WH: At home I once moved a frying pan from the oven to the stovetop (to finish an egg bake, of course) and burned my entire palm and threw the pan onto the hardwood.

HE: Soup is great because it is really hard to mess it up, you can put a bunch of delicious things in a pot and stir and for the most part you will have success. That said, one time I definitely overdid it. I was making matzo ball soup but then halfway through decided to make it chicken noodle (heresy, I know, this was also in July). The end result was a very delicious, goopy, starchy mess.

EA: I once cut my finger trying to cut french bread. I have subsequently learned how to cut french bread.

NK: I accidentally used butter instead of oil in a soup that was supposed to be vegan, and suddenly we only had a vegetarian soup (not vegan) that day. Only at Mac would this be a serious mistake.

About the rebirth of Mac Soup the org:

RE: We did not exist last year, but like a phoenix rising from the flames, we have returned.

WH: I think it’s important to bring MacSoup back not only because giving out free soup to hungry and possibly intoxicated students, but also because I’ve had the chance to meet so many awesome people and have gained an appreciation for culinary excellence!

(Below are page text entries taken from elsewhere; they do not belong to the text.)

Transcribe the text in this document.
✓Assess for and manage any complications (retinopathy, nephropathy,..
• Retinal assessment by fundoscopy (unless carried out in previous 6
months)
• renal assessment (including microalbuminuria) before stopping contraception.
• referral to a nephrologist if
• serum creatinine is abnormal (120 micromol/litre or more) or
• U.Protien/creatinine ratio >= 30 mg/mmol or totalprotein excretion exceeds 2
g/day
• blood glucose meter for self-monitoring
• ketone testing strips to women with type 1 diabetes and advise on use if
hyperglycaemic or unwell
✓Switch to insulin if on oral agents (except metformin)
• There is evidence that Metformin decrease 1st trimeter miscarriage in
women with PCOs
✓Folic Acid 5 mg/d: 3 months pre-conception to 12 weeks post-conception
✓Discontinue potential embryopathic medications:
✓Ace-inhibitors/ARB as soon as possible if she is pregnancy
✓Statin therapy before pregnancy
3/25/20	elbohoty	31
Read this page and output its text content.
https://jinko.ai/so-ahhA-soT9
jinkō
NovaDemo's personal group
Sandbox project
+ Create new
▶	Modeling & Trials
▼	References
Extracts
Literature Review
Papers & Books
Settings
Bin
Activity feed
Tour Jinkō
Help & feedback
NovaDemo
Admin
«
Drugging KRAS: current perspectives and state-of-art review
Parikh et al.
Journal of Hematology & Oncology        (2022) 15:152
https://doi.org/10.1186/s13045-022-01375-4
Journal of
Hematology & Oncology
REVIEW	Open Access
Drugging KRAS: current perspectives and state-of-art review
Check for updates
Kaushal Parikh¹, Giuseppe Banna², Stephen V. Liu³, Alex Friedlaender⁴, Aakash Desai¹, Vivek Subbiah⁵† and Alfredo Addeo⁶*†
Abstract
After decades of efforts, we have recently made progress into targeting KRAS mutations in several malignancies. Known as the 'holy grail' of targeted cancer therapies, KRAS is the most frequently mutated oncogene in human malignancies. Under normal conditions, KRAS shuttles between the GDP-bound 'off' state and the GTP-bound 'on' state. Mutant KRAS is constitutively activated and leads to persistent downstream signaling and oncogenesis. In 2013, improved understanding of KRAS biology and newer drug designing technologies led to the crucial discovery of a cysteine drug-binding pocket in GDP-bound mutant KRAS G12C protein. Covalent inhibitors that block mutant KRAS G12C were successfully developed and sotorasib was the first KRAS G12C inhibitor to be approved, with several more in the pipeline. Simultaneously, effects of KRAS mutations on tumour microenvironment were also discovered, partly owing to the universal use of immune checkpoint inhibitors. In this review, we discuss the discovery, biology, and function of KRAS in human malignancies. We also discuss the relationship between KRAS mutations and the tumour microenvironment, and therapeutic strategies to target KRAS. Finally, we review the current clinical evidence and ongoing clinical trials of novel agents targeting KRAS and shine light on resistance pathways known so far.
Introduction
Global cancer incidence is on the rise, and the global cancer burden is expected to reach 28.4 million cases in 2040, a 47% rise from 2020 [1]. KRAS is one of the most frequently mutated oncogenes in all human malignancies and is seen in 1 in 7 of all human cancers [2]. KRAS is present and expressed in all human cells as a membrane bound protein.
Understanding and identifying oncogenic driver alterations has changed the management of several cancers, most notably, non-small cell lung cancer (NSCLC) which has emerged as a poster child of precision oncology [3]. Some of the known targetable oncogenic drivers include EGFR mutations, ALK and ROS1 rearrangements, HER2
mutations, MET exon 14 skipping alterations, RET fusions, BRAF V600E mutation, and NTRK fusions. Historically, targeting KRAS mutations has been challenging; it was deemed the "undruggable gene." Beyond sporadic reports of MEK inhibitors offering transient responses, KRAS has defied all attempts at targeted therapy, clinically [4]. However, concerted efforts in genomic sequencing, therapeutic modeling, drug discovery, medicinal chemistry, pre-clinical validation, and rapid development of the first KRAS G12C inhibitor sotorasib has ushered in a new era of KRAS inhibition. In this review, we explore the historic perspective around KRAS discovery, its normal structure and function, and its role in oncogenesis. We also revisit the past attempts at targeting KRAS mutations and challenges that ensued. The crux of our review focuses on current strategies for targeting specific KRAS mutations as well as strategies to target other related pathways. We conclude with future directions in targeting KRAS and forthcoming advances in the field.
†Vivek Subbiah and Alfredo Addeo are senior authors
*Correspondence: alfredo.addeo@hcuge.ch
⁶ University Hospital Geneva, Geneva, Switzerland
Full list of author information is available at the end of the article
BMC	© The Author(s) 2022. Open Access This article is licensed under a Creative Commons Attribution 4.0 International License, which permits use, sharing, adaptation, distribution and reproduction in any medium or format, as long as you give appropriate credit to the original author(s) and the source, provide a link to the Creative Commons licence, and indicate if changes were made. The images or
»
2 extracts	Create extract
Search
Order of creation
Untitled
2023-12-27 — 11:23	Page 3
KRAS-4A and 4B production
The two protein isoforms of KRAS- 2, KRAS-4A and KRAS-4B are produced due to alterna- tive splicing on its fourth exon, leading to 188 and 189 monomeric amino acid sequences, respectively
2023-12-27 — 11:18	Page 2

HE: The org’s mission itself is such a simple idea, but ends up being so satisfying. I believe in the merit of cooking together as community building, and feeding people as similarly valuable. MacSoup does this, but college-style: with music, Kagins, cooking/baking snafus, and lots of laughter.

EA: Last year many of our members were studying abroad but I should really assume most of the blame for MacSoup’s self-imposed hiatus. I guess I felt overwhelmed by school and MacSoup got swept underneath some metaphorical carpet. However, we’re trying to build a campus presence this year and there’s a lot of exhibited interest in our upcoming event. Hopefully it’ll make a big splash. Kinda like when a long awaited movie sequel is released ages later. But I insist our return will be better than The Phantom Menace.

NK: I think it’s important for MacSoup to exist because it creates a purely social space. Food connects people, and we’ve seen Mac students make new friends by running into someone at MacSoup, take those important moments to step away from homework, or relax thanks to their only home-style meal that month.

Favorite/Least favorite soups:

EA: My favorite soup is chicken lentil soup as a matter of simple nostalgia. My mother used to make it once a month when I was younger. Now I associate it with long winters and warm memories.

RE: My least favorite soup is anything involving curry. I love anything else with curry, but in soup… just no.

NK: Because my ancestors would smite me if I gave another answer, my favorite soup is matzah ball soup. And I like my matzah balls to be sinkers. I will expect angry emails from all the Jews who prefer floaters.

HE: I love every soup. In fact, 9/10 when I cook dinner it will end up as a soup-er manifestation. Split pea, curried butternut squash, lobster bisque, oh my!

WH: Chorizo, kale, and potato. Except I ate most of the chorizo before it made it into the soup.